Aber: der österreichische Aspekt trägt (in einer unheiligen Kombination) an der zweifachen Schuld - der als katholischer Mensch und der als historischer Doppelweltkriegsverbrecher.
Der Verzweiflungs-Faktor ist hierzulande ein deutlich höherer.
Und das war es auch, was mich als Kind an Heinz Conrads so unangenehm berührte: dass hier einer so verzweifelt, so unbedingt, so unlocker und so unecht ein lieber guter Mensch sein wollte, dass es - sofern man sich vom Oma-Schmäh an der Oberfläche nicht blenden ließ - richtig wehtat.

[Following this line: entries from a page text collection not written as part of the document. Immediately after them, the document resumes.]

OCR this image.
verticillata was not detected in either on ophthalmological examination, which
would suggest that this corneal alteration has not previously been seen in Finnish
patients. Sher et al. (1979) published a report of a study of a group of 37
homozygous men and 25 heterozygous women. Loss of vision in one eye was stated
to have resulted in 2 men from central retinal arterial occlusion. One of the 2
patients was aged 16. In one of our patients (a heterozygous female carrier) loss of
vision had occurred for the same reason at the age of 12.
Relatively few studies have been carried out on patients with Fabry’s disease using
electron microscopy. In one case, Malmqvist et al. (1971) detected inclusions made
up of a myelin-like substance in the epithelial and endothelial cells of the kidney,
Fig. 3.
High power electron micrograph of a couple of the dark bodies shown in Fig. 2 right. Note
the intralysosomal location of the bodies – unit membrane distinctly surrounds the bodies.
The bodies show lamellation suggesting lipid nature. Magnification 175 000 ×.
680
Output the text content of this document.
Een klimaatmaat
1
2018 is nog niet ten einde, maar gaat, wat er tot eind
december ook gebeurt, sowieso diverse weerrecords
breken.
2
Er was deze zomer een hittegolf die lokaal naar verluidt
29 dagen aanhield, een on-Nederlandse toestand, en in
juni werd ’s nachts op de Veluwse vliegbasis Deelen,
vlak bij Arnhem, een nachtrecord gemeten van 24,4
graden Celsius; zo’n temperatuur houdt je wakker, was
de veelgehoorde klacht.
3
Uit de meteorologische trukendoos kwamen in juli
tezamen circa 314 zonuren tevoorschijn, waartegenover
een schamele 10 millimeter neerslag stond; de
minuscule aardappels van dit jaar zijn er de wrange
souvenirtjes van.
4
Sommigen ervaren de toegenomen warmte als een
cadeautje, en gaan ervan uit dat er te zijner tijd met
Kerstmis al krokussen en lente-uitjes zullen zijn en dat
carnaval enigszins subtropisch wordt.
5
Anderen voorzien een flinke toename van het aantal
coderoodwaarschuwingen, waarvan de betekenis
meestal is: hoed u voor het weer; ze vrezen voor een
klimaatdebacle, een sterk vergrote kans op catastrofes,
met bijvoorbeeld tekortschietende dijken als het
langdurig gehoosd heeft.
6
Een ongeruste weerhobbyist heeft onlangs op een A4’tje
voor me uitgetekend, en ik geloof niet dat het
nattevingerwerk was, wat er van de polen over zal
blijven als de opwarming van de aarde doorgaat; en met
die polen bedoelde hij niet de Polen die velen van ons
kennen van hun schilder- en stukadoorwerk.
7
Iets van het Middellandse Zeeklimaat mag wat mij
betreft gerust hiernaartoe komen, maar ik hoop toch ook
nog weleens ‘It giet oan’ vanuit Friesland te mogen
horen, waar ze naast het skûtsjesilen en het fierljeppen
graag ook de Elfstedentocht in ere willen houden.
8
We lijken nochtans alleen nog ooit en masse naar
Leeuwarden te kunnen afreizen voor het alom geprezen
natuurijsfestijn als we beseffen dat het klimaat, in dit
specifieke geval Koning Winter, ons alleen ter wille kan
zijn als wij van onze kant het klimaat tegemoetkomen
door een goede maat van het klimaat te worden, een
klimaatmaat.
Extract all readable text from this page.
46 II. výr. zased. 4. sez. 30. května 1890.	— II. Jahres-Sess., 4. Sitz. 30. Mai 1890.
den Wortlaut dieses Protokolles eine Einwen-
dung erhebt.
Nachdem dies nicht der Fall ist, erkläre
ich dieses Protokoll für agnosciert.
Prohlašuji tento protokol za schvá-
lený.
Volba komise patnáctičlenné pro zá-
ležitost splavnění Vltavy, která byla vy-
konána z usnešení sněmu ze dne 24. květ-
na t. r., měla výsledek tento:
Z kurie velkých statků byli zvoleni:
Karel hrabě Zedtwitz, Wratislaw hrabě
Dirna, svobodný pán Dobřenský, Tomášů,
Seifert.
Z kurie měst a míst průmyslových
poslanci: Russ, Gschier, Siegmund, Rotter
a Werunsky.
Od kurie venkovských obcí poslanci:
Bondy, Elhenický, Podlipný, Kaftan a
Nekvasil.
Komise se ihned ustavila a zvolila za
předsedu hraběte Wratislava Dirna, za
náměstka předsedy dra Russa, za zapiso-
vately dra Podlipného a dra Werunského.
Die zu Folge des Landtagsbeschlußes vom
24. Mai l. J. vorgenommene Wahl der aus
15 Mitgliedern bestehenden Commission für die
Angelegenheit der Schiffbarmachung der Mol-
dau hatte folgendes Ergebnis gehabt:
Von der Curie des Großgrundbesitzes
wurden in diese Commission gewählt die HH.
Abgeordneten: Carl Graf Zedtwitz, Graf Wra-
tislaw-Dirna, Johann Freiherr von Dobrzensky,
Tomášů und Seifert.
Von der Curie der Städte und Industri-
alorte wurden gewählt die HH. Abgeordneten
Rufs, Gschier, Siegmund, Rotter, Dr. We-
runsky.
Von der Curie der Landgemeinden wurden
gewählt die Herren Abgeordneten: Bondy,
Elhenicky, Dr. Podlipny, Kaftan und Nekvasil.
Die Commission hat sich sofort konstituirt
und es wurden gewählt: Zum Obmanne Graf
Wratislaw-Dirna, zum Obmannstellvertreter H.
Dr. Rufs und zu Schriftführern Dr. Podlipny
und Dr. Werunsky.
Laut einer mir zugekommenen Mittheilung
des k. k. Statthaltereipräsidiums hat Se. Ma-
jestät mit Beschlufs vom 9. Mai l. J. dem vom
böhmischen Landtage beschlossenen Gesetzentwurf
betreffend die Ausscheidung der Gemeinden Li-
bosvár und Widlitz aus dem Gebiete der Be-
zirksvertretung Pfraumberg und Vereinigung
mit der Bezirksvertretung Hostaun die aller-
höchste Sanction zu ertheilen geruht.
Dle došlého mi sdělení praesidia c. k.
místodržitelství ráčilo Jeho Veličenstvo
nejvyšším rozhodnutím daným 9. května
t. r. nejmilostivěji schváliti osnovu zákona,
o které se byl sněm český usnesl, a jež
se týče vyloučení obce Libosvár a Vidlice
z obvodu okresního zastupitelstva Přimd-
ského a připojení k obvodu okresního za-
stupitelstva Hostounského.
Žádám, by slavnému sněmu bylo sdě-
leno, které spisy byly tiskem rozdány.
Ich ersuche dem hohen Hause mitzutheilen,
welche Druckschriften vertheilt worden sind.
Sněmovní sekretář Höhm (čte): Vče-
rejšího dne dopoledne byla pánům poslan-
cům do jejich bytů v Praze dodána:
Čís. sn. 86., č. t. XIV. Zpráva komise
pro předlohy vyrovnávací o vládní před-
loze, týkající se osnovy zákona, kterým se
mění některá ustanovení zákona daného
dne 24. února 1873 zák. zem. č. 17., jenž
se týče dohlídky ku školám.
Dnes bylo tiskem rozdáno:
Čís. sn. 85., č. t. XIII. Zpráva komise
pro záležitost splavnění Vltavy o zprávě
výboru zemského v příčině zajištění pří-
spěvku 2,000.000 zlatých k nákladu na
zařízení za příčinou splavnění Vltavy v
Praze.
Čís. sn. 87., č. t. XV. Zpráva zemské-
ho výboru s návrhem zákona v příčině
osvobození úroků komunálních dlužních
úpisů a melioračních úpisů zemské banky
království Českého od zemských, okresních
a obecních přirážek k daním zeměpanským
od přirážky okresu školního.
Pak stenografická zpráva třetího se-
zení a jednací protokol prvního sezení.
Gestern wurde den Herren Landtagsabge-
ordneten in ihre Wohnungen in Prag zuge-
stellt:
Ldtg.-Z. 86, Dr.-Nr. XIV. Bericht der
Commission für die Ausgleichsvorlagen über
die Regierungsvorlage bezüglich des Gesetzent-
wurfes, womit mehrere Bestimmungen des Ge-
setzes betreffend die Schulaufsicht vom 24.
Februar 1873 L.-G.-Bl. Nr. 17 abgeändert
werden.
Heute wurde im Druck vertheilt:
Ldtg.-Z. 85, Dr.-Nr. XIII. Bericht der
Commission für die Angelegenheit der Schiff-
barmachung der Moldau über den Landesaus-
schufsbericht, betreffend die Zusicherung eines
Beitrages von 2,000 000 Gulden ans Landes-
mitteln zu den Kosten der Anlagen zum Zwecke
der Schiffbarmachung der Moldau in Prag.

Andererseits sind Star-Entertainer von heute (im Vergleich zum Ruhm von Heinz Conrads natürlich Zwerge) selbst wenn sie in vergleichbarer Verzweiflung leben, nicht mehr derart in diesem Nachkriegs-Korsett des Überspielens gefangen: ein Peter Rapp, auch der notgedrungen importierte Sido - das sind Figuren, die ihren Grant und ihren Frust auch einmal rauslassen (manche, wie Armin Assinger so versteckt, dass sie es selber kaum bemerken) und zu ihren Brüchen stehen.
Diese Branche hat aus dem Elend des Conradstums gelernt.
In anderen Bereichen stehen die festgefrorenen Masken noch wie in den Fifties. Ohne Aussicht auf Aufbruch.